Wong is the president of the MHL Consortium, which is trying to establish Mobile High-Definition Link (MHL) as a new standard to connect mobile phones to big-screen TVs and other display devices. Think of it as a replacement for HDMI that is especially suited for mobile, if you will.
Check out a quick demo of MHL featuring the Samsung Galaxy Nexus, or keep on reading below.
MHL’s awareness problem
Wong’s chances to compete with HDMI aren’t actually all that bad: The MHL Consortium was founded by industry heavyweights like Nokia, Toshiba and Sony. It has about 80 licensees, and the technology is embedded in more than a dozen new handsets from Samsung, HTC and LG. Walk into any AT&T store in the U.S. and you will see seven MHL-capable devices on display, Wong told me.
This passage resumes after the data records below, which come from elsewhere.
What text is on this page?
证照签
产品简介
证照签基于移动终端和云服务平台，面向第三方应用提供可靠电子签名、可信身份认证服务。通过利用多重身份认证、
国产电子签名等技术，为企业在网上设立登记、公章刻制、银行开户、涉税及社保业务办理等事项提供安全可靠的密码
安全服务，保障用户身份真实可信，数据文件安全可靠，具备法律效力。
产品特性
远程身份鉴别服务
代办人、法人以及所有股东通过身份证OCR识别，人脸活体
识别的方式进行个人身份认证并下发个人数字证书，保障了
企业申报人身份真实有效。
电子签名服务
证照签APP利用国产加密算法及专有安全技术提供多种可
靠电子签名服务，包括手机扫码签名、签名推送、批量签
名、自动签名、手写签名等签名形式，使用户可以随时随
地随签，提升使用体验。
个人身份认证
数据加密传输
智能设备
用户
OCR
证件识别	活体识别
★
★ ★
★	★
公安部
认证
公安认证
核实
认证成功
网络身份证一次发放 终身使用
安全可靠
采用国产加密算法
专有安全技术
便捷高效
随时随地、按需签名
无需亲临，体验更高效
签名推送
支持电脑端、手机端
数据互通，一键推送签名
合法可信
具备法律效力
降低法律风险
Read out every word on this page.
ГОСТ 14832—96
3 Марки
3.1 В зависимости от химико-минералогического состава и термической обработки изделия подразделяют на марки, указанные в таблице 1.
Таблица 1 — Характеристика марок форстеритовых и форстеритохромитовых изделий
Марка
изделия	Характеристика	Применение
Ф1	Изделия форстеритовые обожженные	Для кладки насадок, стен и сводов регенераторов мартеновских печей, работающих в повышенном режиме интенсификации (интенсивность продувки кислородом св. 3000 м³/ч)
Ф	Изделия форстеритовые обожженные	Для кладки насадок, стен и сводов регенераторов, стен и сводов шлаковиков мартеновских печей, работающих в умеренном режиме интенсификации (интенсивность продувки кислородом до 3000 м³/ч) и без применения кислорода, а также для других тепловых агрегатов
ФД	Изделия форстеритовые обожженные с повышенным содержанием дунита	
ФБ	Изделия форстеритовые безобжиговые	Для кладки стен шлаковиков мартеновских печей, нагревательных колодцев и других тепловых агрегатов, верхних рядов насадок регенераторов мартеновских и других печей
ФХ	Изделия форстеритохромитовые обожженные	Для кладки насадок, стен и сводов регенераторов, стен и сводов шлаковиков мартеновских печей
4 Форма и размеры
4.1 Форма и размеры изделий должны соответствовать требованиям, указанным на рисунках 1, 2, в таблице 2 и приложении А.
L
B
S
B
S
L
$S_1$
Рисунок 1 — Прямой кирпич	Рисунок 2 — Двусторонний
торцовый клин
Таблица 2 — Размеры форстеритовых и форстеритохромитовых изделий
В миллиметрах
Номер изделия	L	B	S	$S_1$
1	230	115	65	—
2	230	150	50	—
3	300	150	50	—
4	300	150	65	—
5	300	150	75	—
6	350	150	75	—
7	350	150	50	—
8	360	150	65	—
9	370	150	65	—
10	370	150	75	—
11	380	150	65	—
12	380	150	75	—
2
But talk to the salespeople and you will find that no one has ever heard of MHL. Handset manufacturers don’t advertise the feature, and CE makers don’t even bother to label the MHL port on their TV sets. “This is my fundamental problem,” Wong told me this week. It’s also the reason why he is practically in nonstop campaign mode, traveling to Germany, China and throughout the U.S. to get the word out. “The awareness just isn’t there today,” Wong admitted.
Gaming, presentations, 1080p video
Wong is trying hard to change that, and I caught up with him in San Francisco during yet another day of press briefings. He gave me a demo of MHL, and the technology is pretty impressive: MHL-enabled handsets basically repurpose their micro USB port to connect to big-screen TVs through special MHL cables. A few select TV sets already support MHL natively through a port that doubles as an HDMI input.
Once connected, MHL offers not only mirroring but also up to 1080p video playback and the capability to control your handset through your TV’s remote control. Essentially, your phone becomes something of a mobile set-top box. Don’t have an MHL-compatible TV yet? No worries: MHL-to-HDMI adapters that connect to any HD TV are readily available for around $15. Wong told me that MHL cables could eventually be as cheap as your plain old USB cable. Oh, and MHL is powered, so your phone gets charged while connected to the TV.
So why would you need a mobile set-top box? First of all, showing off your videos and photos everywhere you go is nice, and plugging a Netflix-capable device into your hotel TV sounds like a great idea as well. Wong also ran his presentation off his phone when we met, and he showed me that the technology is great for bringing games like Angry Birds to the big screen (check out the video above for a quick MHL demo recorded by our own Kevin Tofel).
Great for emerging markets
But the really interesting use cases may be beyond simple screen mirroring. CE manufacturers and cable companies like Comcast have long tried to get people to use Skype on their TV set, but using the big screen for videoconferencing usually requires the purchase or rental of a separate webcam. Virtually all modern smartphones, on the other hand, already have a front-facing camera. Connect them to your TV via MHL and you’ve got yourself a video conferencing setup on the cheap.
Wong also told me that BMW is looking to use MHL in its cars, where the port could be used for entertainment as well as emergency services. Phone makers are looking to extend the experience to the big screen beyond mirroring, so you would have multiple or extended desktops, just like when you connect your laptop to a second monitor. And MHL is an interesting proposition for emerging markets, where cell phones increasingly replace computers and people don’t have much money to spend on additional home entertainment devices.
Wireless isn’t really all that wireless
Of course, MHL also has its downsides. For one, phones are intimate devices. You use them to carry around your own media and playlists and get alerts for personal messages on them. Sharing all of that on the big screen can be a daunting proposition. Second, your phone is somewhat out of reach when connected to the TV, even if you have a really long cord.
Apple’s Airplay, DLNA and various wireless display technologies don’t have that stigma, but Wong dismissed them as battery drainers, especially when watching HD video. “Fundamentally, wireless isn’t wireless,” he said. At some point, you always have to plug it in, if only to recharge. So why not just plug them into the TV?
Of course, battery issues haven’t stopped Apple from gaining huge mind share with Airplay. Heck, even iPad HD mirroring is getting more attention than MHL, despite being less advanced and much more expensive. Going up against that won’t be an easy feat, even though MHL seems in a good position to reach millions of consumers in 2012. “Getting people excited about it is easy,” Wong told me. “Getting people to know about it is hard.”